Но он бодрился, прикладывал к глазам палец, шел, не замечая людей, и все твердил невесть почему привязавшееся к нему с утра слово: "Да, давненько, давненько… Да, давненько…"
К китайской кумирне он поднялся первый и долго стоял на скрещении хребтов, опустив руки, прислушиваясь к тихому журчанию родника. Все было такое же, как и в дни его молодости, — и чистый голубеющий воздух, и мощные массивы хребтов, на сотни верст простершие недвижные фиолетовые жилы, и ближние зеленые крутизны, под которыми глубоко внизу, как синие ковры-самолеты, кружились леса, — все было такое же молодое и яркое, и только сам он, Мартемьянов, был другой — старый и слабый.

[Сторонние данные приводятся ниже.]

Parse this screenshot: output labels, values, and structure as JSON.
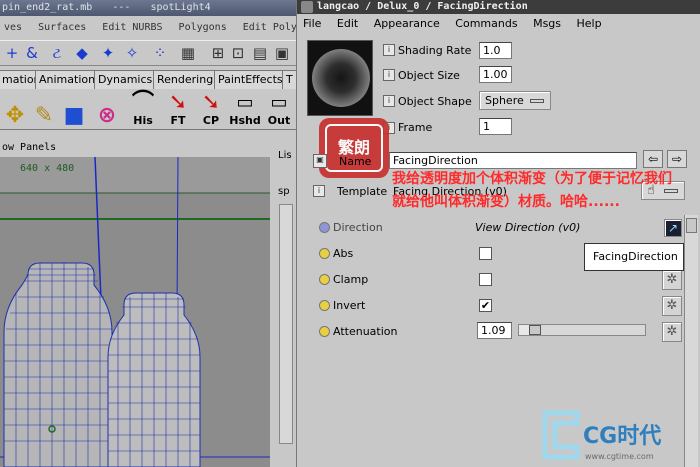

Люди, подымавшиеся из сыдагоуского распадка, проходили за его спиной; иногда он чувствовал на своей шее их жаркое полнокровное дыхание. Они оседали на склонах, шумно радуясь отдыху, — они были молоды, они могли еще надеяться!.. Сережа и Кудрявый, прощаясь, говорили о чем-то вперебой и смеялись, хватая друг друга за рукава и сверкая зубами.
А Мартемьянов никак не мог отдышаться, колени у него дрожали, и он все повторял: "Давненько, давненько… Эх, давненько…" — и прикладывал к глазам палец.
А когда отряд ушел уже по отрогу на запад и Мартемьянов в сопровождении Сережи стал спускаться по течению родника, и когда смолкли вдали звуки шаркающих ног, побрякивающих котелков, конского ржания, — Мартемьянов и вовсе почувствовал себя одиноким. Хотел было поговорить с Сережей, но, оглянувшись, увидел, с какой беспечной легкостью прыгает с камня на камень этот стройный, полный своих приятных мыслей, шестнадцатилетний подросток, то исчезавший в кустах, то снова выказывавший из-за них свое смуглое лицо с упрямым мальчишеским подбородком и черными улыбающимися глазами, — Мартемьянов понял, что разговаривать им не о чем, и махнул рукой.
Ночевали они в двух верстах от того слаженного из корья охотничьего балагана, в котором ночевал Сарл. На другой день Мартемьянов так спешил, что Сережа едва поспевал за ним.